At least I don't have an addiction to sugary sodas, and I should be grateful that fried foods make me ill. I know that a few years ago, I could eat fried stuff all the time and be happy, but now? My stomach basically regrets anything even cooked in a little butter. I know that doesn't seem like much, but I always joked that I was the worst fat kid ever. I can't eat pizza, doughnuts, chicken fried steak with gravy, anything that is stereotypically "fat person food." I mean, I can, but I really really shouldn't. On many levels.

So, yeah. My weight doesn't just drop. It tends to drop a couple pounds, then fluctuate around that level for a week. It's basically always a guessing game of +/- 2 pounds from whatever the weight is on the scale. I guess it's my own inconsistencies that cause that, but I also have very little cooperation from my body.

I did get my thyroid levels checked at my last doctor's visit, so maybe we can make sure my dosage of Synthroid (fake Thyroid hormones) is right. That would help with the weight thing, fo' sho'.

But in the long run, I know something is working.
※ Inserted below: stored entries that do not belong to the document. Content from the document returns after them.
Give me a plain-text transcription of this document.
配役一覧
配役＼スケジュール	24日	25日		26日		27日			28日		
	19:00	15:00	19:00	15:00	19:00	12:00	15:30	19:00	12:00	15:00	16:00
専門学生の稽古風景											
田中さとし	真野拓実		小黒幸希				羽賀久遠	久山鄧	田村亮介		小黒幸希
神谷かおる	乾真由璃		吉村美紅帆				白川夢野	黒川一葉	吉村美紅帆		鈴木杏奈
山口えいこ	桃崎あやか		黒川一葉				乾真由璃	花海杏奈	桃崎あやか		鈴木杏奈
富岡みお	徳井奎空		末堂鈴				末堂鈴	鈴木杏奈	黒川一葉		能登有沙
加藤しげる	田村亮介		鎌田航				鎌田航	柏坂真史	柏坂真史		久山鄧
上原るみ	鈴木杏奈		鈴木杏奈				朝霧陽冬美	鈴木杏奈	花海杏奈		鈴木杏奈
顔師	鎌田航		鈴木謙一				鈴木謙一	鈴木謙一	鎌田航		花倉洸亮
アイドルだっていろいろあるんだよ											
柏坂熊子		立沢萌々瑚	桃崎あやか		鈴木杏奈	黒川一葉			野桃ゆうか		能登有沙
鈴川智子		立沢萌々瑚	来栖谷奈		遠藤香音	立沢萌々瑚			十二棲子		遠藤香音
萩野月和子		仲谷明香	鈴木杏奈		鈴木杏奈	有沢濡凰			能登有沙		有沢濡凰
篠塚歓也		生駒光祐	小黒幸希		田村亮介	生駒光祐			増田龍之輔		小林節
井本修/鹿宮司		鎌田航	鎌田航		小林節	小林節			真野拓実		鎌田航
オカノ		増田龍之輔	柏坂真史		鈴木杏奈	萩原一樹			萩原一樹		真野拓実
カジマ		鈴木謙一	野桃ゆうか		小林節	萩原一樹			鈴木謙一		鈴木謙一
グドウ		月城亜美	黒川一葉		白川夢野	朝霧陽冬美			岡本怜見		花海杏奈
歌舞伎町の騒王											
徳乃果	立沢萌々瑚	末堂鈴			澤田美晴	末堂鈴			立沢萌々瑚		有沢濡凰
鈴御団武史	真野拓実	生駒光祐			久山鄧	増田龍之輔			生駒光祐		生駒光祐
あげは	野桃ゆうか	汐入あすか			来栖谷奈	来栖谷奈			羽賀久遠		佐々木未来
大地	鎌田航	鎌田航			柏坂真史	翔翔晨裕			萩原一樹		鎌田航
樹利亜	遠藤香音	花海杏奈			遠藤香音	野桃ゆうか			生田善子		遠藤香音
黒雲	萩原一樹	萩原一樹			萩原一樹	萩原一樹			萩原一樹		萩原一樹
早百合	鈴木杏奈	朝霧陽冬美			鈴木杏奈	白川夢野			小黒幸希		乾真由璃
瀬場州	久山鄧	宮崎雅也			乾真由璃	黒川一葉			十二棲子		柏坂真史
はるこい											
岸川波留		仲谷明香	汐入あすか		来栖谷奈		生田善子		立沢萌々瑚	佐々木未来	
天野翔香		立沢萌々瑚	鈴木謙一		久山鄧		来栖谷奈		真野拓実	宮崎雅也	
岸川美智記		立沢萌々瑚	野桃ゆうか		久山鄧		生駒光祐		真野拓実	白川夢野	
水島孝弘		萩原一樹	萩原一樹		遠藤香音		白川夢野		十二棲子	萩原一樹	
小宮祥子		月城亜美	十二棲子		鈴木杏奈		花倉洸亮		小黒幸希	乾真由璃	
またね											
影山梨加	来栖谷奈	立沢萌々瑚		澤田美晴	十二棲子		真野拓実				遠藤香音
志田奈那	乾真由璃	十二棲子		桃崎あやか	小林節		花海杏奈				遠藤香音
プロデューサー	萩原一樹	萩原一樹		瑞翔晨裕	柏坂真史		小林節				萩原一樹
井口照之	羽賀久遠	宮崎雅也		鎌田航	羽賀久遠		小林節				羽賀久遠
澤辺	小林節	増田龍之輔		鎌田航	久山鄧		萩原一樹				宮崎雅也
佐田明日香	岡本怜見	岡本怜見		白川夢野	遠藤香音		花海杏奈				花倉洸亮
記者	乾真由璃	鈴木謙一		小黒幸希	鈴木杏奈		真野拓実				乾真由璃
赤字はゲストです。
I feel less fat around my trouble areas, and my pants fit looser. It's strange, though. When I lose weight, I look in the mirror and I almost think I look bigger than I did before. It evens out eventually, but it's things like that that make me believe I have a very loose concept of what I actually look like.

When I see people who are obviously much heavier than myself, my first thought is "I wonder if that's how I look to other people." I don't know why. It's nothing against other people who struggle with obesity, it's more just stuff against me. So I strive for a realistic view of my own body, which is helped by having the Fiance around as a biased (in my favor) counterweight to my own thought processes.

So, here goes nothing. I'm gonna kick this eating right thing into hyperdrive for a few days to make sure I'm okay for Sunday. Then I'll keep working on tweaking everything until I look like a supermodel.

Or until I lose 10 pounds. Whatever.

1 comments:

jimpurdy1943@yahoo.com said...

You said:
"I should probably also trim some carbs out of my diet. I hear it helps. It's sad, because I love bread so very much."

Low-carb seems to be the best diet for me, but I have to be sure to get lots of water and fiber supplements in order to keep things "moving." Best wishes to you.